In a 1997 edition of Overseas, Terry Freidmann looked back at the history of world-renowned architect James Gibbs, who is responsible for the beautiful staircase in the Central Lounge of the London clubhouse.
The great reputation James Gibbs enjoyed in London during his lifetime (1682-1754) centred on his achievement as a church designer (St Mary-le-Strand, St Martin-in-the-Fields, the Oxford Chapel, Marylebone, and the steeple of St Clement Danes). Yet this work was all done early in his career, between 1714 and 1727. Thereafter, his most lucrative metropolitan commissions concentrated above all on fasionable town houses for wealthy aristocrats. Alas, all these residences are now demolished except for 16 Arlington Street (now Over-Seas House), built for Maria Shireburn, the Dowager Duchess of Norfolk between 1734 and 1740.
The Duchess agreed to pay Gibbs £300 for supplying a design for a new house of brick with stone dressings in Arlington Street, and to supervise and inspect the work during construction until its completion.
This was an important, for the residence was, according to contemporary description, located in 'one of the most beautiful situations in Europe, for health, convenience and beauty', with the front of the house (now covered by a 1937 extension), 'in the midst of the hurry and splendour of town' and the back overlooking Green Park 'in the quiet and simplicity of the country'. A centrally-placed, pedimented door led into the vestibule beyond which, screened by Ionic columns, is the imposing staircase rising through two storeys to a deeply-coved ceiling crowned by a glazed skylight. The stair panels are stunningly wrought ironwork, a technique involving hammering pig iron in 'chafery' forges, here used to create delicate, lace-like, interlocking rococco C's and S's, painted almost entirely in black with leafy motifs picked-out in gilt.

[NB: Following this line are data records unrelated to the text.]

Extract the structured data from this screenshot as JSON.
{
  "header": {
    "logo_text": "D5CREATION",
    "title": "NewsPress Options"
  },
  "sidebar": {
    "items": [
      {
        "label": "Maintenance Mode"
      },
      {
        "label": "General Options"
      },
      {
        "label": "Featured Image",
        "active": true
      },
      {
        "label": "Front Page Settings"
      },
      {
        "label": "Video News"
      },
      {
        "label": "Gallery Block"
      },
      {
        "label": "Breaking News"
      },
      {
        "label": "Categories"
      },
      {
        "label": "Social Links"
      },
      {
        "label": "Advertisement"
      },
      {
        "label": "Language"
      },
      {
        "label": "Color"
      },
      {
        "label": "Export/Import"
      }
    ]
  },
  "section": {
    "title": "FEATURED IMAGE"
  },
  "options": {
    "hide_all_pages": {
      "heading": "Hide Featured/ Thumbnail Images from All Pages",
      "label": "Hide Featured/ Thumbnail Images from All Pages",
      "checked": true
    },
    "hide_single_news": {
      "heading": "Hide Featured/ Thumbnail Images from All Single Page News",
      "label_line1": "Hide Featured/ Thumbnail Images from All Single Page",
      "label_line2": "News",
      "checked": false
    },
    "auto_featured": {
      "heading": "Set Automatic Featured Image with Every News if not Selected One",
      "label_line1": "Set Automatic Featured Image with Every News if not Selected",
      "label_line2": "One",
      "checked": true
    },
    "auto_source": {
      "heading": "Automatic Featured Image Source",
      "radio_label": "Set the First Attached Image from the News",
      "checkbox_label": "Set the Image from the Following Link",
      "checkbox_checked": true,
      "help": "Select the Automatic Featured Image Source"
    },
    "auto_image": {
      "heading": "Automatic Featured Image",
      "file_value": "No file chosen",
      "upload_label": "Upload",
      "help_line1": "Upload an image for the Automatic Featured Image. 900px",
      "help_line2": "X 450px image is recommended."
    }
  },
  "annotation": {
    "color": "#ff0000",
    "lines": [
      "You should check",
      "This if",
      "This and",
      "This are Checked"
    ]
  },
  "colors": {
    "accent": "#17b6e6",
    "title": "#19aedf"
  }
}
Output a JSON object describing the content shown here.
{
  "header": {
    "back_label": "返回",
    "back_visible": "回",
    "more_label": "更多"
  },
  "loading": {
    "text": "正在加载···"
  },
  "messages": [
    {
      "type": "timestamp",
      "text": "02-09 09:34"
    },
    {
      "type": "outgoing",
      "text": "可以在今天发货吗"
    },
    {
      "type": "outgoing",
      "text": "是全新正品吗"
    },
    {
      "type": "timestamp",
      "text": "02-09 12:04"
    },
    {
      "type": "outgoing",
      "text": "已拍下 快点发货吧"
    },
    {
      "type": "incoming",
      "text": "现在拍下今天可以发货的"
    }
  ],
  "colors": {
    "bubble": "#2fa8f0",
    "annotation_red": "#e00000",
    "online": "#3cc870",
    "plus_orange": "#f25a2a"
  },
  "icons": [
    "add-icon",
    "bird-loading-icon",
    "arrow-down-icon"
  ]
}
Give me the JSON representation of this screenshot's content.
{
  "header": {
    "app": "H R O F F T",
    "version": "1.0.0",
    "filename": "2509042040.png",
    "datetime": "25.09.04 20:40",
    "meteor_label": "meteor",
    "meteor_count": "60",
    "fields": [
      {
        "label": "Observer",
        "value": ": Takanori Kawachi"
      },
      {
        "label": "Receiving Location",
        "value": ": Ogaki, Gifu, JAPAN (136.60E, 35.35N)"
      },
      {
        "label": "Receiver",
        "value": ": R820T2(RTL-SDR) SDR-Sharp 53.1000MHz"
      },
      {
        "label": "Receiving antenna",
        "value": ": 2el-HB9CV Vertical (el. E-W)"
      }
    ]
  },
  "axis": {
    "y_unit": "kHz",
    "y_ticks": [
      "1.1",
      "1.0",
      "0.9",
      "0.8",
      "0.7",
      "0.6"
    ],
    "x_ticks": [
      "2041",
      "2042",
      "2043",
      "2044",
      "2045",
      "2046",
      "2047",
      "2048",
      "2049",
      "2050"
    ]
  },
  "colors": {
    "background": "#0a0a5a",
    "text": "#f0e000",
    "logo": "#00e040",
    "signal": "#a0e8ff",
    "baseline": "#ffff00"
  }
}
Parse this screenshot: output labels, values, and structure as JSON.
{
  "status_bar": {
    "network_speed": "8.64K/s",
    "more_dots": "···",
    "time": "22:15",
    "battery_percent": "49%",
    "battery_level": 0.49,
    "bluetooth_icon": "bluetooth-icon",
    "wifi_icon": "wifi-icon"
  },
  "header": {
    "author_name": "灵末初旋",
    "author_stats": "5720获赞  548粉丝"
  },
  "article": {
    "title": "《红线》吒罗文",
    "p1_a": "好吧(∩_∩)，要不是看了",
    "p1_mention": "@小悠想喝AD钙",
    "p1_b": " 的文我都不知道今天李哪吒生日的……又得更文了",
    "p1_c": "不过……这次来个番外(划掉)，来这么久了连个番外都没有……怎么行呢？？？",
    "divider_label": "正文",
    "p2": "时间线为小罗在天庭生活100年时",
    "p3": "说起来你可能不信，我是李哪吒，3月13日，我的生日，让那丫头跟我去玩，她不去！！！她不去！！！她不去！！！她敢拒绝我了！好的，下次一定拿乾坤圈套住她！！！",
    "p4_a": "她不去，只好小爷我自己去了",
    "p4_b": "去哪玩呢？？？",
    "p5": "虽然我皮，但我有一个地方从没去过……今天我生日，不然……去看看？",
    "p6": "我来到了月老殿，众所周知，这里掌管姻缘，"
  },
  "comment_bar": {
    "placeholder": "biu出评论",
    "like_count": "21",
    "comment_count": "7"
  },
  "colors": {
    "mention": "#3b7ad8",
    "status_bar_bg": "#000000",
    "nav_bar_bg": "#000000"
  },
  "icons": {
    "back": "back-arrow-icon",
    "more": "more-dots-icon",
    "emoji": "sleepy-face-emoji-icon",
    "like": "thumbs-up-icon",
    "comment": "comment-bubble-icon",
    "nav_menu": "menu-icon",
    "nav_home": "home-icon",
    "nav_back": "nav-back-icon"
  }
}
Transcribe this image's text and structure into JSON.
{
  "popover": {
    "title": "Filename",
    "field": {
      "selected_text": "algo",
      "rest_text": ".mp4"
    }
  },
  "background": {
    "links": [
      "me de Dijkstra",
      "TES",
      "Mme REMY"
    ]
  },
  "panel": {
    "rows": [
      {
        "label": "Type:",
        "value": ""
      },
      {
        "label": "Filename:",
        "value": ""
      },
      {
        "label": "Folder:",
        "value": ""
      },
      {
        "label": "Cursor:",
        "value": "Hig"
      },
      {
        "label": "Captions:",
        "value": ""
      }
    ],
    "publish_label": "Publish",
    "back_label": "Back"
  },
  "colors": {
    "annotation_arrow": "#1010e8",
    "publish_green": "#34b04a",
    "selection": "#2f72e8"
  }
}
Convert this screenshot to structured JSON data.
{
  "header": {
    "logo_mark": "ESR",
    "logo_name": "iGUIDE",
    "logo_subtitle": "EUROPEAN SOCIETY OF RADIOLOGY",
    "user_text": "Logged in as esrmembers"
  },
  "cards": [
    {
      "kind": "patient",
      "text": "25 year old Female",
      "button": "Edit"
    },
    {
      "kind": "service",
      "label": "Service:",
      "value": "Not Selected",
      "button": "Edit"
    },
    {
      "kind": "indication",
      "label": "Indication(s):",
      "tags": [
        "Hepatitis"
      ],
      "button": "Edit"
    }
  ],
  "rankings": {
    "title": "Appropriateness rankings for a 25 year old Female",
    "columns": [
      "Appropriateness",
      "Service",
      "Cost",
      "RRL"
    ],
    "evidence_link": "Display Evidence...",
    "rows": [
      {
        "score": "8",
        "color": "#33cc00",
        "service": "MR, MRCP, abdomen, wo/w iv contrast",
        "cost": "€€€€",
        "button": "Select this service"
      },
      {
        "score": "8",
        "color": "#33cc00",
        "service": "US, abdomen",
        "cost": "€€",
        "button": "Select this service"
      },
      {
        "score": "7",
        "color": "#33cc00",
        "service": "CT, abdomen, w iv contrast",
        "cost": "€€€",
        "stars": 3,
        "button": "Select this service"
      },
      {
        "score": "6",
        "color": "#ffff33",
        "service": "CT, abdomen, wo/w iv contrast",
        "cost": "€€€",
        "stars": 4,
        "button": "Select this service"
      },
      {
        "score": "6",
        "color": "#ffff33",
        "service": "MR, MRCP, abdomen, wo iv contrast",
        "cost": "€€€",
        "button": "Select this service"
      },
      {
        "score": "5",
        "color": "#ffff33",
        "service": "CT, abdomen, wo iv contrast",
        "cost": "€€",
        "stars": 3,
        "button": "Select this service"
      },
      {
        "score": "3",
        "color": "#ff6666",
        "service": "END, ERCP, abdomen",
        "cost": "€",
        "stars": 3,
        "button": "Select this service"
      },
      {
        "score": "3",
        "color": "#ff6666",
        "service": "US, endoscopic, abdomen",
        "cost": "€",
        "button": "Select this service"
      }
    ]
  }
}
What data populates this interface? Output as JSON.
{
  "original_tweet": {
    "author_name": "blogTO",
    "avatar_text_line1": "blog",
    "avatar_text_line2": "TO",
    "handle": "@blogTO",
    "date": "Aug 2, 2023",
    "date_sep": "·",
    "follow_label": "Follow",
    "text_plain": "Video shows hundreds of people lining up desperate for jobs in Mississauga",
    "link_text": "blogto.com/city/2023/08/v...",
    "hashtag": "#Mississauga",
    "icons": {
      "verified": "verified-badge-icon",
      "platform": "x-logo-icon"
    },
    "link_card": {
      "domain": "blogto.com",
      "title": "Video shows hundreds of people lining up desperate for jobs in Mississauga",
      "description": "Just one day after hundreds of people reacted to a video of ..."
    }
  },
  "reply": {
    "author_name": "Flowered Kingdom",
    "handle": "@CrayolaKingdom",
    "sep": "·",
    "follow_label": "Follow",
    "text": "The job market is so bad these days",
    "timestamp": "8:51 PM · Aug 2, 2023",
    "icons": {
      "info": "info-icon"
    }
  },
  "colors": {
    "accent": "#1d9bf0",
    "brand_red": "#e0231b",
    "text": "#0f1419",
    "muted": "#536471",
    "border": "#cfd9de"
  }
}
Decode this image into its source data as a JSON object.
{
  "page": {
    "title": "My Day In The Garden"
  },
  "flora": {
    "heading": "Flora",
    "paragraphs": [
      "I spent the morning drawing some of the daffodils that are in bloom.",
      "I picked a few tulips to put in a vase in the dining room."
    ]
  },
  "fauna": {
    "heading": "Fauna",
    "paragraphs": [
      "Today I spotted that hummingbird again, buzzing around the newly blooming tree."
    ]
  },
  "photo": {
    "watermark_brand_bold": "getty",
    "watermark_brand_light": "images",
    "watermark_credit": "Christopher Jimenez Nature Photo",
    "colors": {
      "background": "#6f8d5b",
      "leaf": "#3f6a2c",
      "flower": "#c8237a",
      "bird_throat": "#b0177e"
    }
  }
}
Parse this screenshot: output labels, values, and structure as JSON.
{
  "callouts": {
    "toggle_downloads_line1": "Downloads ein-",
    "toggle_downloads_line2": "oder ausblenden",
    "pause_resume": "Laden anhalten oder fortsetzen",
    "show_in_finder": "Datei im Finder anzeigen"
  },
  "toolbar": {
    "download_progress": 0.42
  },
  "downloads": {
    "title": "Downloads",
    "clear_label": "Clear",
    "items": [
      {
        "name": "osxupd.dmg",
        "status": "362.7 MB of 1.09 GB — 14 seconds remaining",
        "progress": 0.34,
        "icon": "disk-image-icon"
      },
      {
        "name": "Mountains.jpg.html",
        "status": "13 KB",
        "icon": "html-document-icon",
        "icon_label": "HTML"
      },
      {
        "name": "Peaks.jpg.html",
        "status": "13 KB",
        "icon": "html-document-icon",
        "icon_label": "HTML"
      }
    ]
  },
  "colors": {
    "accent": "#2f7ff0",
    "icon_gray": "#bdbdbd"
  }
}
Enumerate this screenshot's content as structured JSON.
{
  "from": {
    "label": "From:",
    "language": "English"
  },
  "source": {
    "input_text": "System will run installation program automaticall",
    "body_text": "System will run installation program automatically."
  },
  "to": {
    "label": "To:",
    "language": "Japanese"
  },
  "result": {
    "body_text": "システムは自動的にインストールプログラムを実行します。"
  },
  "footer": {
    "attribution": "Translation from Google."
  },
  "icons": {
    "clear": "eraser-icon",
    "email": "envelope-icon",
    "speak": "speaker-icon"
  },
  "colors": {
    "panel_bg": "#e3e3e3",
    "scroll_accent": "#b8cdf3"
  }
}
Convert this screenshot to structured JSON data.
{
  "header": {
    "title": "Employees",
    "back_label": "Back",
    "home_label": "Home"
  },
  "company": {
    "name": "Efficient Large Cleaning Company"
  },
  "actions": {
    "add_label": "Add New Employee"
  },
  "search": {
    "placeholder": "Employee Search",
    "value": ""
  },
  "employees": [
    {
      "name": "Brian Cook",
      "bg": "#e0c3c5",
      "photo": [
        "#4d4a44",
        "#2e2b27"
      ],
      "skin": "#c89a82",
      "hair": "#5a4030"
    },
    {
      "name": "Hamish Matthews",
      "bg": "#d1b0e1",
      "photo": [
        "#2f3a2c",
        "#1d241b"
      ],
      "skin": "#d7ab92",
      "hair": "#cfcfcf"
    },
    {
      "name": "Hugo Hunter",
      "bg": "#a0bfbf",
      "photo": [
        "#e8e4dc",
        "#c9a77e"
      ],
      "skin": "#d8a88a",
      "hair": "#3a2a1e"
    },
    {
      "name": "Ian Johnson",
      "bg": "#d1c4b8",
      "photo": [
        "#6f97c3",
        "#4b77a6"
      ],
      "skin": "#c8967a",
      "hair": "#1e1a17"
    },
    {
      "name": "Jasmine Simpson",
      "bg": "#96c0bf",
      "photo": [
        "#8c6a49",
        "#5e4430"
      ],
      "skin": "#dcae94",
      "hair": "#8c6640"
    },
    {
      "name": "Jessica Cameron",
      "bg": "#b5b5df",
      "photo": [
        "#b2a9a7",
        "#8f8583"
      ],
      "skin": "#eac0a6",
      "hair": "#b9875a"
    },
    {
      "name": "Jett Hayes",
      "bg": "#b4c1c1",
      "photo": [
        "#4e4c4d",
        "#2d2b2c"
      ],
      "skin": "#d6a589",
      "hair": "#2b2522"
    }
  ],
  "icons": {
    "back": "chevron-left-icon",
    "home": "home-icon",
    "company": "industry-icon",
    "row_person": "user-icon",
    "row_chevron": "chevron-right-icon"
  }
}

This was an expensive production and the Norfolk House balustrade was an early, pioneer use of wrought-iron in Britain. The beautifully moulded mahogany handrail is perhaps the work of renowned London carpenter, Thomas Phillips, who name appears in the building accounts. The ensemble is a delightful foil to the sate Palladian architecture.
Gibbs' preparatory drawings for the interiors include the ornamental plasterwork and marble chimneypieces, and while indicating the position and structure of the staircase, he gives no hint of its decorative detailing. Since Gibbs was not a member of HM Office of Works (he was a Roman Catholic - a rather precarious position for an aspiring architect in Georgian England) he was unable to call on its craftsmen. He therefore gathered around him a team of highly experienced and exceptionally talented craftsmen, whom he was happy to leave to get on with the demanding, specialised jobs of designing and executing the internal decoration. This is probably what happened with the Norfolk House balustrade.
In both composition and detailing it is quite different from anything in Gibbs' oeuvre and was almost certainly the creation of the whitesmith, Thomas Wagg, who, like Gibbs, lived in Marylebone and collaborated with him elsewhere. According to Wagg's 'Daybooks and Ledgers', he received £179.10.0 in 1737 for 'making Ironwork to the Great Stairs & fixings', as well as 10 shilling 4 pence for 'Iron work to 12 chimneys with: Grates and railing with lamps for the entrance front', between November 1736 and July 1740.
Gibbs was evidently pleased with the results because in 1746 Wagg was invited to execute the sumptuous wrought and cast iron balustrades of the elliptical staircase in the Radcliffe Library in Oxford, Gibbs' late masterpiece. But in this case, because it was was a major public building, the architect decided to control all the detailing, including the balustrade design, which is more symmetrical, quieter and geometric than that a Norfolk House.